Aqui a música é utilizada com um “recurso cênico-musical” de estranhamento, deslocando a cena de sua dimensão prosaica, deslocando nossa percepção para a reflexão do autoflagelo impingido pelas mulheres em partes do corpo com forte apelo crítico ao sentido de maternidade.

    A utilização dos bancos da nave central da igreja também exemplifica o procedimento de estranhamento na medida em que são destituídos de sua função de origem e são utilizados como praticáveis, plataformas de elevação e transporte de personagens e até mesmo como obstáculos a serem transpostos na busca pelo paraíso perdido por cada um dos personagens e do público presente.

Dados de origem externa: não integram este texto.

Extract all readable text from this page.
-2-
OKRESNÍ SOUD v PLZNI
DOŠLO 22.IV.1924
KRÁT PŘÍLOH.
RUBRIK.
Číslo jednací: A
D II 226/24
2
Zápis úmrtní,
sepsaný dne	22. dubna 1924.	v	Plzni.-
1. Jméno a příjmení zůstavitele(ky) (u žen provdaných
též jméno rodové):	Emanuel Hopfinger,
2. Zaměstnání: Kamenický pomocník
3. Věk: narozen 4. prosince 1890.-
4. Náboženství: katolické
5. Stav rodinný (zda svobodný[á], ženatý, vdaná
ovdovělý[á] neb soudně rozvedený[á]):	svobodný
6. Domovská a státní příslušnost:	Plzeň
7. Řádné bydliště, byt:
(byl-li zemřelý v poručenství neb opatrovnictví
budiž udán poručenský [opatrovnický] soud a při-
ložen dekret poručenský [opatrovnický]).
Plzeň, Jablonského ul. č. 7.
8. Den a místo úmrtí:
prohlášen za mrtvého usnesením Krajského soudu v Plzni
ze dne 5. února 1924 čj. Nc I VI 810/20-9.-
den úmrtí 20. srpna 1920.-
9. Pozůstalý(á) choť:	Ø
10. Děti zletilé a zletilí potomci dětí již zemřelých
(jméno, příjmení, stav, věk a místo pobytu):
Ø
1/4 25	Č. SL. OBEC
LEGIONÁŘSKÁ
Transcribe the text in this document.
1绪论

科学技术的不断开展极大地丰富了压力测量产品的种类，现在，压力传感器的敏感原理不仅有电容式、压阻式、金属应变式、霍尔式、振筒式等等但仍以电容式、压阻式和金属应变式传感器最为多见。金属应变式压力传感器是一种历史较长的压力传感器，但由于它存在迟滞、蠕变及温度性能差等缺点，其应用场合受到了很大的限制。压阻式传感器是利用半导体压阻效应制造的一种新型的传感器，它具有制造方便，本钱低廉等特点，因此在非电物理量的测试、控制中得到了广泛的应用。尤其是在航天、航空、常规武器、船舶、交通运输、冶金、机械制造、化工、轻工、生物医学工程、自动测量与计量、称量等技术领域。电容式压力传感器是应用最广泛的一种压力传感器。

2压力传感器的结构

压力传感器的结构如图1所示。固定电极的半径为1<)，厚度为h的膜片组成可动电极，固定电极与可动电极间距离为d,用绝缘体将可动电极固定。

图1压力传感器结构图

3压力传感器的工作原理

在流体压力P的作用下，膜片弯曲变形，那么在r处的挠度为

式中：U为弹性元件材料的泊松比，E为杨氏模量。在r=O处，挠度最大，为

    Em “O Livro de Jó” (1995), podemos identificar o uso de “recursos de interpretação” para se atingir o efeito de estranhamento na cena 1, onde vemos Jó e sua esposa entrarem, sendo transportados sobre carrinhos de refeição do hospital, descaracterizando sua utilização primeira e criando, possivelmente, a metáfora de que os personagens serão “preparados” e “servidos “ pelos desígnios divinos.

De novo, podemos atribuir ao procedimento certo nível de subjetividade, destacando na cena o emprego de um estranhamento poético. Na mesma cena, as falas da Matriarca e de Jósão emitidas em terceira pessoa e as ações são narradas no tempo passado, colocando os atores no papel de atores-narradores, provocando o distanciamento necessário sobre as ações de Jó e sua esposa.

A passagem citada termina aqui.